As the country expanded west from the Atlantic seaboard, the ideal of an educated citizenry followed the frontier. Shortly after the conclusion of the War for Independence, Congress passed the Land Ordinance of 1785. It provided for the uniform and orderly survey of the western lands into six square mile townships composed of 36 sections a square­mile each. The ordinance recognized the high value Americans placed on education by reserving income from Section 16 in each township for public schools. Throughout the early 19th century, the U.S. Congress continued to attract settlers to the frontier by providing land grants to subsidize public schools. For example, upon the territorial organization of Oregon in 1848, the federal government required all newly established states and territories to provide public schools by allotting the money raised from the sales of lands in Sections 16 and 36 in every township for the support of education.

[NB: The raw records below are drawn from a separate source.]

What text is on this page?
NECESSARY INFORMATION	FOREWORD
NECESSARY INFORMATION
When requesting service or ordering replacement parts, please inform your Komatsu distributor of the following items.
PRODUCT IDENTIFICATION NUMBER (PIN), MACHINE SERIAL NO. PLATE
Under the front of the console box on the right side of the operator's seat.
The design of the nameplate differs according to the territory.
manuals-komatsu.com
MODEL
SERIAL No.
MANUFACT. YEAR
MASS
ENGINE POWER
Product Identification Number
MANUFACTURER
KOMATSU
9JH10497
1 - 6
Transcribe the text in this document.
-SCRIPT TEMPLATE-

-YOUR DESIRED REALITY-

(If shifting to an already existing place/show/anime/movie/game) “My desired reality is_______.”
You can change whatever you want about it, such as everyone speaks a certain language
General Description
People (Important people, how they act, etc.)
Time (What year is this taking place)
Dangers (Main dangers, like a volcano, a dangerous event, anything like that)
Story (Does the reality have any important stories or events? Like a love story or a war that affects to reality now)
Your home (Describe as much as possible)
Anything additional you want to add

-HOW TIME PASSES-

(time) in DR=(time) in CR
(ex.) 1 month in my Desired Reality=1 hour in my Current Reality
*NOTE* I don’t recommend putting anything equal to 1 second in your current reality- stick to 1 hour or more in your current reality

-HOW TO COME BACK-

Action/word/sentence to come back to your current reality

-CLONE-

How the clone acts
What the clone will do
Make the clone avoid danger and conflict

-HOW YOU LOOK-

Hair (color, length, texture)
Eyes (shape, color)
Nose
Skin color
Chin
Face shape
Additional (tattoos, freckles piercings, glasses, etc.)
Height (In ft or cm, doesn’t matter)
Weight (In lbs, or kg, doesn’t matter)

In 1862, Abraham Lincoln signed the Homestead Act, a law that gave individuals 160 acres of land at the end of a five year period provided they lived on the land, built a house, and improved and farmed it. Although individuals did not have to be citizens to claim the land, they did have to be citizens in order to prove up on their claim. On January 1, 1863, Daniel Freeman, who claimed to be a Union soldier on leave from his regiment, filed a claim with the land agent at Brownville, Nebraska. He is recorded in the Brownsville record books as receiving patent No.1 on the first page of the first volume. Freeman may have been the earliest of 30 homestead applicants in land offices across the country to file his claim; however, many other homesteaders followed him.

In 1872, Daniel Freeman and his neighbors in Blakely Township built a red brick school in Section 22 to serve School District Number 21. At that time it closed in 1967, it was the oldest operating school in the state. The Freeman School remains the best example of a one-room school in Nebraska.